PurpleNails3 years ago

This charity has excellent information on thyroid eye disease (TED) tedct.org.uk. They also have Facebook page.

Early diagnosis and management of TED is very important, and involving a specialist is the best thing for you.

TED & Graves both stem from the immune system attack on health tissues although they can act as separate, independent conditions & treated by separate specialist.

Complications are very rare with TED, so don’t google worst case images and panic.

200mg of selenium supplements is recommended, Check the label for absorbable forms, selenium l-selenomethionine and yeast bound selenium are best, avoid selenite and selenate.

I do not have Graves antibodies, but have all sorts of eye issues including eye mis-alignment, so I have had months of long battle between GP & endocrinology to get a ophthalmology referral.

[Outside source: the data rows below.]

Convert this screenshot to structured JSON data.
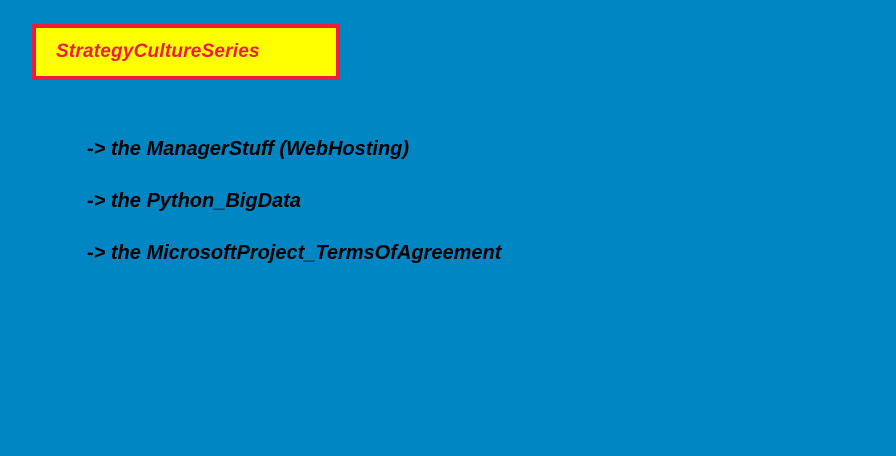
{
  "header": {
    "title": "StrategyCultureSeries"
  },
  "links": [
    {
      "label": "-> the ManagerStuff (WebHosting)"
    },
    {
      "label": "-> the Python_BigData"
    },
    {
      "label": "-> the MicrosoftProject_TermsOfAgreement"
    }
  ],
  "colors": {
    "background": "#0086c3",
    "title_box_fill": "#ffff00",
    "title_box_border": "#ee1c3c",
    "title_text": "#ee1c3c",
    "link_text": "#000000"
  }
}
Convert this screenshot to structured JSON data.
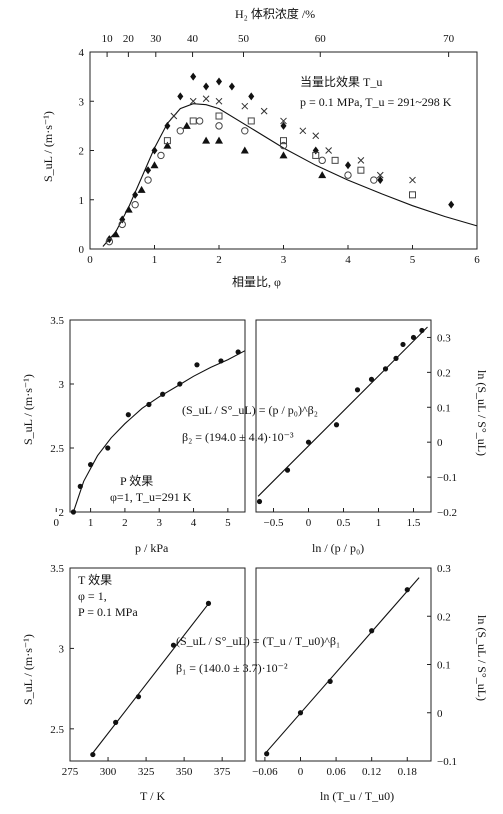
{
  "chart_data": [
    {
      "type": "scatter",
      "xlabel": "相量比, φ",
      "ylabel": "S_uL / (m·s⁻¹)",
      "top_axis_label": "H₂ 体积浓度 /%",
      "xlim": [
        0,
        6
      ],
      "ylim": [
        0,
        4
      ],
      "xticks": [
        "0",
        "1",
        "2",
        "3",
        "4",
        "5",
        "6"
      ],
      "yticks": [
        "0",
        "1",
        "2",
        "3",
        "4"
      ],
      "top_ticks": [
        "10",
        "20",
        "30",
        "40",
        "50",
        "60",
        "70"
      ],
      "top_tick_phi": [
        0.265,
        0.595,
        1.02,
        1.59,
        2.38,
        3.57,
        5.56
      ],
      "annotation_title": "当量比效果 T_u",
      "annotation_cond": "p = 0.1 MPa, T_u = 291~298 K",
      "series": [
        {
          "marker": "diamond",
          "points": [
            [
              0.3,
              0.2
            ],
            [
              0.5,
              0.6
            ],
            [
              0.7,
              1.1
            ],
            [
              0.9,
              1.6
            ],
            [
              1.0,
              2.0
            ],
            [
              1.2,
              2.5
            ],
            [
              1.4,
              3.1
            ],
            [
              1.6,
              3.5
            ],
            [
              1.8,
              3.3
            ],
            [
              2.0,
              3.4
            ],
            [
              2.2,
              3.3
            ],
            [
              2.5,
              3.1
            ],
            [
              3.0,
              2.5
            ],
            [
              3.5,
              2.0
            ],
            [
              4.0,
              1.7
            ],
            [
              4.5,
              1.4
            ],
            [
              5.6,
              0.9
            ]
          ]
        },
        {
          "marker": "triangle",
          "points": [
            [
              0.4,
              0.3
            ],
            [
              0.6,
              0.8
            ],
            [
              0.8,
              1.2
            ],
            [
              1.0,
              1.7
            ],
            [
              1.2,
              2.1
            ],
            [
              1.5,
              2.5
            ],
            [
              1.8,
              2.2
            ],
            [
              2.0,
              2.2
            ],
            [
              2.4,
              2.0
            ],
            [
              3.0,
              1.9
            ],
            [
              3.6,
              1.5
            ]
          ]
        },
        {
          "marker": "cross",
          "points": [
            [
              1.3,
              2.7
            ],
            [
              1.6,
              3.0
            ],
            [
              1.8,
              3.05
            ],
            [
              2.0,
              3.0
            ],
            [
              2.4,
              2.9
            ],
            [
              2.7,
              2.8
            ],
            [
              3.0,
              2.6
            ],
            [
              3.3,
              2.4
            ],
            [
              3.5,
              2.3
            ],
            [
              3.7,
              2.0
            ],
            [
              4.2,
              1.8
            ],
            [
              4.5,
              1.5
            ],
            [
              5.0,
              1.4
            ]
          ]
        },
        {
          "marker": "circle",
          "points": [
            [
              0.3,
              0.15
            ],
            [
              0.5,
              0.5
            ],
            [
              0.7,
              0.9
            ],
            [
              0.9,
              1.4
            ],
            [
              1.1,
              1.9
            ],
            [
              1.4,
              2.4
            ],
            [
              1.7,
              2.6
            ],
            [
              2.0,
              2.5
            ],
            [
              2.4,
              2.4
            ],
            [
              3.0,
              2.1
            ],
            [
              3.6,
              1.8
            ],
            [
              4.0,
              1.5
            ],
            [
              4.4,
              1.4
            ]
          ]
        },
        {
          "marker": "square",
          "points": [
            [
              1.2,
              2.2
            ],
            [
              1.6,
              2.6
            ],
            [
              2.0,
              2.7
            ],
            [
              2.5,
              2.6
            ],
            [
              3.0,
              2.2
            ],
            [
              3.5,
              1.9
            ],
            [
              3.8,
              1.8
            ],
            [
              4.2,
              1.6
            ],
            [
              5.0,
              1.1
            ]
          ]
        }
      ],
      "curve": {
        "x": [
          0.2,
          0.4,
          0.6,
          0.8,
          1.0,
          1.2,
          1.4,
          1.6,
          1.8,
          2.0,
          2.5,
          3.0,
          3.5,
          4.0,
          4.5,
          5.0,
          5.5,
          6.0
        ],
        "y": [
          0.05,
          0.35,
          0.85,
          1.45,
          2.05,
          2.55,
          2.85,
          2.95,
          2.93,
          2.85,
          2.45,
          2.05,
          1.7,
          1.4,
          1.13,
          0.88,
          0.66,
          0.47
        ]
      }
    },
    {
      "type": "scatter",
      "xlabel": "p / kPa",
      "ylabel": "S_uL / (m·s⁻¹)",
      "xlim": [
        0.4,
        5.5
      ],
      "ylim": [
        2,
        3.5
      ],
      "xticks": [
        "0",
        "1",
        "2",
        "3",
        "4",
        "5"
      ],
      "yticks": [
        "2",
        "2.5",
        "3",
        "3.5"
      ],
      "annotation_title": "P 效果",
      "annotation_cond": "φ=1, T_u=291 K",
      "points": [
        [
          0.5,
          2.0
        ],
        [
          0.7,
          2.2
        ],
        [
          1.0,
          2.37
        ],
        [
          1.5,
          2.5
        ],
        [
          2.1,
          2.76
        ],
        [
          2.7,
          2.84
        ],
        [
          3.1,
          2.92
        ],
        [
          3.6,
          3.0
        ],
        [
          4.1,
          3.15
        ],
        [
          4.8,
          3.18
        ],
        [
          5.3,
          3.25
        ]
      ],
      "curve": {
        "x": [
          0.5,
          0.8,
          1.2,
          1.6,
          2.0,
          2.5,
          3.0,
          3.5,
          4.0,
          4.5,
          5.0,
          5.5
        ],
        "y": [
          2.0,
          2.24,
          2.44,
          2.58,
          2.69,
          2.81,
          2.9,
          2.98,
          3.06,
          3.13,
          3.19,
          3.26
        ]
      }
    },
    {
      "type": "line",
      "xlabel": "ln / (p / p₀)",
      "ylabel": "ln (S_uL / S°_uL)",
      "xlim": [
        -0.75,
        1.75
      ],
      "ylim": [
        -0.2,
        0.35
      ],
      "xticks": [
        "−0.5",
        "0",
        "0.5",
        "1",
        "1.5"
      ],
      "yticks": [
        "0.3",
        "0.2",
        "0.1",
        "0",
        "−0.1",
        "−0.2"
      ],
      "equation": "(S_uL / S°_uL) = (p / p₀)^β₂",
      "beta": "β₂ = (194.0 ± 4.4)·10⁻³",
      "points": [
        [
          -0.7,
          -0.17
        ],
        [
          -0.3,
          -0.08
        ],
        [
          0.0,
          0.0
        ],
        [
          0.4,
          0.05
        ],
        [
          0.7,
          0.15
        ],
        [
          0.9,
          0.18
        ],
        [
          1.1,
          0.21
        ],
        [
          1.25,
          0.24
        ],
        [
          1.35,
          0.28
        ],
        [
          1.5,
          0.3
        ],
        [
          1.62,
          0.32
        ]
      ],
      "fit": {
        "x": [
          -0.72,
          1.7
        ],
        "y": [
          -0.155,
          0.33
        ]
      }
    },
    {
      "type": "line",
      "xlabel": "T / K",
      "ylabel": "S_uL / (m·s⁻¹)",
      "xlim": [
        275,
        390
      ],
      "ylim": [
        2.3,
        3.5
      ],
      "xticks": [
        "275",
        "300",
        "325",
        "350",
        "375"
      ],
      "yticks": [
        "2.5",
        "3",
        "3.5"
      ],
      "annotation_title": "T 效果",
      "annotation_cond1": "φ = 1,",
      "annotation_cond2": "P = 0.1 MPa",
      "points": [
        [
          290,
          2.34
        ],
        [
          305,
          2.54
        ],
        [
          320,
          2.7
        ],
        [
          343,
          3.02
        ],
        [
          366,
          3.28
        ]
      ],
      "fit": {
        "x": [
          290,
          367
        ],
        "y": [
          2.35,
          3.29
        ]
      }
    },
    {
      "type": "line",
      "xlabel": "ln (T_u / T_u0)",
      "ylabel": "ln (S_uL / S°_uL)",
      "xlim": [
        -0.075,
        0.22
      ],
      "ylim": [
        -0.1,
        0.3
      ],
      "xticks": [
        "−0.06",
        "0",
        "0.06",
        "0.12",
        "0.18"
      ],
      "yticks": [
        "0.3",
        "0.2",
        "0.1",
        "0",
        "−0.1"
      ],
      "equation": "(S_uL / S°_uL) = (T_u / T_u0)^β₁",
      "beta": "β₁ = (140.0 ± 3.7)·10⁻²",
      "points": [
        [
          -0.057,
          -0.085
        ],
        [
          0.0,
          0.0
        ],
        [
          0.05,
          0.065
        ],
        [
          0.12,
          0.17
        ],
        [
          0.18,
          0.255
        ]
      ],
      "fit": {
        "x": [
          -0.06,
          0.2
        ],
        "y": [
          -0.085,
          0.28
        ]
      }
    }
  ]
}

I was also advised to access urgent self referral, but appointments were always full & they refused to book ahead of time as strictly emergency only? I had a vision test booked today but yesterday the optician called and said that I had so many eye & health issues I needed be to triaged by primary eye care. Waited all afternoon to be told to go and have eye test!

I understand how alone you feel, & how difficult it all is, but you have everything in place to be monitored & treated now. Try not to worry.

ling3 years ago

Don't be scared.I think that's great news that you got a referral to a neuro ophthalmologist! I NEED TO CONSULT ONE!

I believe this eye doc is one up on a regular eye doc as in they sub-specialise in conditions other than just the eye, so they are better equipped to understand how your Graves interacts with the TED.

TED is caused by Graves, and develops into a separate condition of its own. However, getting the Graves under control will in turn help get the TED under control. Seeing a neuro ophthalmologist will afford you the best of both worlds. I hope you get a good doc!

Best wishes.

Cavapoochonowner3 years ago

Hello,I have graves disease and my eye symptoms started almost at the same time.Puffy eyes, dry, bloodshot and later slight double vision an dull ache and one particularly slightly starey. My endocrinologist asked about my eyes on my first visit and referred me to an opthamologist.I do see one for my eyes anyway as I have had 2 cataracts and a detached retina in the past.But the one I see for my TED is a different one.I have been diagnosed with mild TED and have checks (at the moment over the phone) around every 3 months. I have been advised to take ibuprofen for swelling and pain and given eye drops for dryness.The last appointment I had my eyes were quite bloodshot and light sensitive and sore so he prescribed Xailin gel for day and Xailin ointment for night and they are more comfortable.He did say he could refer me for surgery if the appearance bothered me but to be honest I've just got used to it.Maybe later.I wear glasses anyway and it's ok most days.I do find that my eyes are worse if my thyroid levels are too low.I am on block and replace for my graves which was recommended by the opthamologist as it avoids vast fluctuations with thyroid levels once stable. I also take selenium as recommended by another member.Hope this helps.

pennyannie3 years ago

Hey there again :

I think you are in the States aren't you ?

I would therefore suggest you register with the Elaine Moore Graves Disease Foundation website which is Stateside.

You will find support and advice from Elaine's forum, like we offer here, and probably within your own time zone and zip code learning from and of other people in your area who can support you locally and who have been through similar circumstances to yourself.